I have seen siblings and friends punching, ripping out hair, and clawing at each other, but watching the two as actual sparring partners was a treat. Ritu Arya as Lena Khan is the pretty older sister who wants to become an artist but falls for the “polite society” marriage trope, even though she is supportive of her younger sister’s stuntwoman dreams.
Even after Lena bashes the living daylights out of her younger sister, Ria saves her from a disastrous marriage. She accomplishes this “wedding heist” with the help of her energetic/ but gawky cool friends who remind me of my girlfriends in school.

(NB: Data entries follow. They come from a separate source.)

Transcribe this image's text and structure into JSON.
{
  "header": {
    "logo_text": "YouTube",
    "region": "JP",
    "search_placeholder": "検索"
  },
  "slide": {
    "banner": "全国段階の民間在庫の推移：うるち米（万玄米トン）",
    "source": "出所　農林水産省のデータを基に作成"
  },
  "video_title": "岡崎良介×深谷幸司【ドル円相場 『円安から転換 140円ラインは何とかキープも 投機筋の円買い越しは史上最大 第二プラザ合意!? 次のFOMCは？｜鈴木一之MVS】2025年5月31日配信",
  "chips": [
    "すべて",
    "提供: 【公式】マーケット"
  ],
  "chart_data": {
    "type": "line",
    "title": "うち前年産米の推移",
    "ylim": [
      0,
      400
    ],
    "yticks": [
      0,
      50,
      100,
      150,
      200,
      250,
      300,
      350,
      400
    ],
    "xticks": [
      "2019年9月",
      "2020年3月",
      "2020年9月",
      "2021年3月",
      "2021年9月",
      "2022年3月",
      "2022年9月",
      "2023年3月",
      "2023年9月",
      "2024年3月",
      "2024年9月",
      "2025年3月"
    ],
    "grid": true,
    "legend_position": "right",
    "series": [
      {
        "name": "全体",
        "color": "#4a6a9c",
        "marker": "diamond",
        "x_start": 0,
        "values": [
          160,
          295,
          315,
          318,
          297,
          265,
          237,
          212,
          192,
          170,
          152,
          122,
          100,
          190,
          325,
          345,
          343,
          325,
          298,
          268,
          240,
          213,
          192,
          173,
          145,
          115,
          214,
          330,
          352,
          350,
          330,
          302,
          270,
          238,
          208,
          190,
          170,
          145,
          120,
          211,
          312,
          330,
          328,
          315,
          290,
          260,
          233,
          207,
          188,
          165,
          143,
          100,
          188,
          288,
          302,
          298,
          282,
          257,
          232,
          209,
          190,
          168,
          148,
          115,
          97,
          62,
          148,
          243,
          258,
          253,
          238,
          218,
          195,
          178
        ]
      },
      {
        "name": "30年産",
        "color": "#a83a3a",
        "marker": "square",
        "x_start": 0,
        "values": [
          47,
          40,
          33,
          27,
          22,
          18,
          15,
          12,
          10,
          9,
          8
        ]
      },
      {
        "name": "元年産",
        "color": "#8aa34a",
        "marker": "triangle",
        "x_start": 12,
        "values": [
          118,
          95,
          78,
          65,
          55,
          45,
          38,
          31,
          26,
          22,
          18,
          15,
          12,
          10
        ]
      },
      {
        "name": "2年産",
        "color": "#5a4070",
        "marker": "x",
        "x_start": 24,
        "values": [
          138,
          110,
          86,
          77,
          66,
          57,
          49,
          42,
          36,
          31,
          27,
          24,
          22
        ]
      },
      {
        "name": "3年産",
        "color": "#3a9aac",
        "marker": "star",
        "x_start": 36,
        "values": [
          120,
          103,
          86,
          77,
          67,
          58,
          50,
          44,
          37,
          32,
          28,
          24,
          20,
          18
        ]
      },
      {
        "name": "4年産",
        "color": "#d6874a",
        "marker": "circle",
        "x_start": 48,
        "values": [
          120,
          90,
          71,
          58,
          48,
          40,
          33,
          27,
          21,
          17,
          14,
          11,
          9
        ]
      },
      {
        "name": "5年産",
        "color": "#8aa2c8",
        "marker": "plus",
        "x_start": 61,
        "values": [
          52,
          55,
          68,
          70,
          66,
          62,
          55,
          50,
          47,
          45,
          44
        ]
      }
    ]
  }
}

Polite Society, Nida Manzoor’s first feature film, is a satire on breaking dated social norms designed to keep girls meek, subservient, and primed for marriage with the proverbial tall, dark, stranger. All is not blissful after a Bollywood-style wedding, because after the bidaai, the daughter-in-law has to go to her sasural where a tyrannical mom-in-law awaits! Despite the fact that the film rides the done-to-death South Asian wedding trope, the story has an original twist. This is an unexpected South Asian story of sisters-in-arms.
Priya Kansara is exceptional as Ria, and I expect to see more of her in the future. Certainly, Polite Society will be wonderful to watch with girlfriends so that we can all talk about our sisters behind their backs!